Venture debt makes founders fragile and removes maneuverability

β€œI've always hated when founders take on Worse. Venture debt. And I know, Jake, how you agree with me. Part of it is that founders forget that they have to pay it back. They treat it like venture capital, and they forget about that. And then they get surprised. But the other thing I've never liked about it is it makes you more fragile. It basically subjects you to a bunch of business covenants, and it makes it harder for you to do an abrupt shift in your business because now you've got a bank looking over your shoulder.”

β€” David Sacks - White House AI and Crypto Czar

SpaceX-Cursor deal effectively buys $60B asset at half price

β€œWhere is SpaceX today? Let's call it a trillion. Where could it be, just for the purpose of this argument, let's say 2,000,000,000,000. So when the deal gets done on a stock for stock basis, it's going to be if, again, if it's 60,000,000,000 in tomorrow dollars, effectively, Elon's gotten a 50% discount. And what has he bought? He can issue $60,000,000,000 of stock at a $2,000,000,000,000 valuation and get a model and a service that I think is extremely compelling in coding, which is where we know all of the immediate and short term revenue gains are.”

β€” Chamath Palihapitiya - founder of Social Capital

Chamath nearly lost everything using a $420M credit line

β€œI've been in debt. I mean, I've had a 420,000,000 credit line. And I had a moment where it was reflexively kind of collapsing inward because the assets that I was using to secure it shrank in value in a moment of market disruption. I was scrambling. And then at the same time, there was a risk. It was the worst moment of my professional working life. I had like a couple $100,000,000 sitting at Credit Suisse and they were about to implode. And so on a weekend, I was trying to figure out whether my money was still there. I had always had this rule, don't have debt, and then I violated it to try to run the number up. I almost got run over. I almost lost everything.”

β€” Chamath Palihapitiya - founder of Social Capital

Tim Cook returned massive capital, shrinking share count nearly 50%

β€œLook at the amount of money that Steve Jobs returned to shareholders in his tenure at Apple. It's easy to count. It was zero.
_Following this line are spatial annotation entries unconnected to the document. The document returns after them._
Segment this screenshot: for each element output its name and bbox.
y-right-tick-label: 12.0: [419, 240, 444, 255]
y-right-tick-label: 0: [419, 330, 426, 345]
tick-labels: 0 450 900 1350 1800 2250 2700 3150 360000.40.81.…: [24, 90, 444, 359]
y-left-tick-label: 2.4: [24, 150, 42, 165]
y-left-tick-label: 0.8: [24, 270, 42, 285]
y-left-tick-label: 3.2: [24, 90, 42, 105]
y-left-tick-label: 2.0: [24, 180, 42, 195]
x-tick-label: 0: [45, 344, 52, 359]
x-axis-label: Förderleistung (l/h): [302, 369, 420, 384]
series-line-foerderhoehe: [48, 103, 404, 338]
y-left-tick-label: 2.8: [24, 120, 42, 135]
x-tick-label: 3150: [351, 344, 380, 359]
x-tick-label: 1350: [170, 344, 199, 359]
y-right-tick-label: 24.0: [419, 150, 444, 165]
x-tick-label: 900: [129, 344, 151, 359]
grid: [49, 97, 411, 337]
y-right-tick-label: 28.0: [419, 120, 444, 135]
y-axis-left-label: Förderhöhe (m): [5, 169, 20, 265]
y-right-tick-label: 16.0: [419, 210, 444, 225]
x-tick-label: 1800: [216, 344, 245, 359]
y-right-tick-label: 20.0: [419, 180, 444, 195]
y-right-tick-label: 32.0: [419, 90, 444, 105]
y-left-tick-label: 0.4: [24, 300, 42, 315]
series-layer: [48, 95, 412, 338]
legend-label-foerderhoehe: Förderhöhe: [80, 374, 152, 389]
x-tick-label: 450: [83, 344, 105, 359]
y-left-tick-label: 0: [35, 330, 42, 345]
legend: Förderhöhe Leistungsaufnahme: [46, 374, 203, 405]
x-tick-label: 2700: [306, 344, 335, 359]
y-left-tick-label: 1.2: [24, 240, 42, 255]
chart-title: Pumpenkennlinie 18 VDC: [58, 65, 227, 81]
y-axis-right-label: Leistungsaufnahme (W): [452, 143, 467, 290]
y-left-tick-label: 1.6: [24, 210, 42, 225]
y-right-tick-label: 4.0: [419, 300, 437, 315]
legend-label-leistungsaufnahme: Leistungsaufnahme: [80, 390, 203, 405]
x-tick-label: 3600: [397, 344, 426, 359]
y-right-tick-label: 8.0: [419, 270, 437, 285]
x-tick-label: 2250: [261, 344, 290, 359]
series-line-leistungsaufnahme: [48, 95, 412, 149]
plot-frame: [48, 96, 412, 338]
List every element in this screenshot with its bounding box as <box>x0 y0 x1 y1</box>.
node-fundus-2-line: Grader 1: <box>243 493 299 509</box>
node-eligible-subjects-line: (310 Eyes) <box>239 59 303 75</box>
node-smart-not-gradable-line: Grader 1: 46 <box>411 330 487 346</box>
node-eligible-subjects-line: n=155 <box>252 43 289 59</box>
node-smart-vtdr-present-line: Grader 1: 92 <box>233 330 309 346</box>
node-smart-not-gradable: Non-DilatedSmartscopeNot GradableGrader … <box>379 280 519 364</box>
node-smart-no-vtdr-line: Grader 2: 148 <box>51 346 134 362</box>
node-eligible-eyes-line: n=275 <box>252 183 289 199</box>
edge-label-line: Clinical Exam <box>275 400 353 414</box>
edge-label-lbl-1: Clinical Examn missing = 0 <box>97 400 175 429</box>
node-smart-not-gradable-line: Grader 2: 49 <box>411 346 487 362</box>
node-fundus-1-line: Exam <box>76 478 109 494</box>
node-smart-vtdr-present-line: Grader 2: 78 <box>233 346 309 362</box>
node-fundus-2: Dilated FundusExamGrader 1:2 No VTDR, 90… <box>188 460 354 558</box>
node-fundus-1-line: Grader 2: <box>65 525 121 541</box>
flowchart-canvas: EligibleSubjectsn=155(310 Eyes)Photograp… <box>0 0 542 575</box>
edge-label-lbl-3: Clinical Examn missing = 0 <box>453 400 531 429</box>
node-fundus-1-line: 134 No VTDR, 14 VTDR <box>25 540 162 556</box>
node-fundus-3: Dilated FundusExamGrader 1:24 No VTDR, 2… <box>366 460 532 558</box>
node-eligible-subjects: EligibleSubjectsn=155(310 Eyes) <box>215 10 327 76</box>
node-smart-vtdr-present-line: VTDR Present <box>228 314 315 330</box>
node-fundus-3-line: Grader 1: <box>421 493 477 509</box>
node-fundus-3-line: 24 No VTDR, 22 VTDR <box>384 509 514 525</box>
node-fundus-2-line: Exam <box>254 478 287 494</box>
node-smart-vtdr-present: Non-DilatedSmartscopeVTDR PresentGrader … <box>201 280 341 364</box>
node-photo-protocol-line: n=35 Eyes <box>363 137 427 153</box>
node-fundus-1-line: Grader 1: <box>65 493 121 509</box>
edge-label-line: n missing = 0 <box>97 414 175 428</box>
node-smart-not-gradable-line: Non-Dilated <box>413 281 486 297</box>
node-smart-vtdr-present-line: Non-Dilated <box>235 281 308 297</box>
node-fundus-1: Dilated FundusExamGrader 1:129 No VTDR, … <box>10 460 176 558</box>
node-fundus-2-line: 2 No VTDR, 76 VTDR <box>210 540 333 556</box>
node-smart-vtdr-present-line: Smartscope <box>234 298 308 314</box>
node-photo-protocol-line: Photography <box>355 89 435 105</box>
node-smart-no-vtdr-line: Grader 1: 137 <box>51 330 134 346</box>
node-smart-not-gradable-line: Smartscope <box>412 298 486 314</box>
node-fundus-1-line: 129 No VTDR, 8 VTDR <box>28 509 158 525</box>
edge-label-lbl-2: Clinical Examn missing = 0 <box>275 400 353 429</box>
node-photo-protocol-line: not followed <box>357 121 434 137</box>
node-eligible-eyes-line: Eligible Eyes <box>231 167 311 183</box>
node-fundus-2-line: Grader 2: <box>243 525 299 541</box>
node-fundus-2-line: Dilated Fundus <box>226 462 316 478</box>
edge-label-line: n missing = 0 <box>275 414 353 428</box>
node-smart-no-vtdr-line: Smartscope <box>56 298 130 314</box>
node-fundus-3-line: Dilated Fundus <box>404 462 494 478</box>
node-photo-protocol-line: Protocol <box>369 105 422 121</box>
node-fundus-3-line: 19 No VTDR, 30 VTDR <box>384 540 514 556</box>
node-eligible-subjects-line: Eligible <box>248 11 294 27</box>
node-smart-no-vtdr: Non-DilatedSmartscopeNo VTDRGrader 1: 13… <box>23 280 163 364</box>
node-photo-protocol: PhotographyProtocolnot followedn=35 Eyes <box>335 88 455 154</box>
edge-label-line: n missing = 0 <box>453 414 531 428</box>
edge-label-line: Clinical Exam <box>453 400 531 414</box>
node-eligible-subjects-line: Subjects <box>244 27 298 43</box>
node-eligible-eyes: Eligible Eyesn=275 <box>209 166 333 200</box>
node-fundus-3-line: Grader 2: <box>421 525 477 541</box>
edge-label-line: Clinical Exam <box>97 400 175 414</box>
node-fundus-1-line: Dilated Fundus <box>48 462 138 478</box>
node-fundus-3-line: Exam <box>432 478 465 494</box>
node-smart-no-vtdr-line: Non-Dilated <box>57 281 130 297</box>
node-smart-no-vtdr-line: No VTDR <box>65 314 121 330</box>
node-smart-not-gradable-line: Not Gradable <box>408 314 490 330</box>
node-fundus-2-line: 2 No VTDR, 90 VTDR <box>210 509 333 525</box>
He loved to keep that money on the balance sheet and he probably, or maybe I'm guessing, would've directed that at some huge shot on goal. In the Tim Cook era, it was very different. He shrank the share count by almost 50%. I think it's like 44%.”

β€” Chamath Palihapitiya - founder of Social Capital

NGOs never declare victory because fundraising depends on the problem persisting

β€œWith an NGO, nonprofit, what have you, they raise money. They don't sell things. They fundraise from donors in order to engage in an activity. But what happens over time is the actual activities may stop mattering, and all that really matters is they're able to keep fundraising. Right? Because they're just trying to figure out a justification to keep going back to donors to get more and more money out of them. That's what perpetuates the organization.”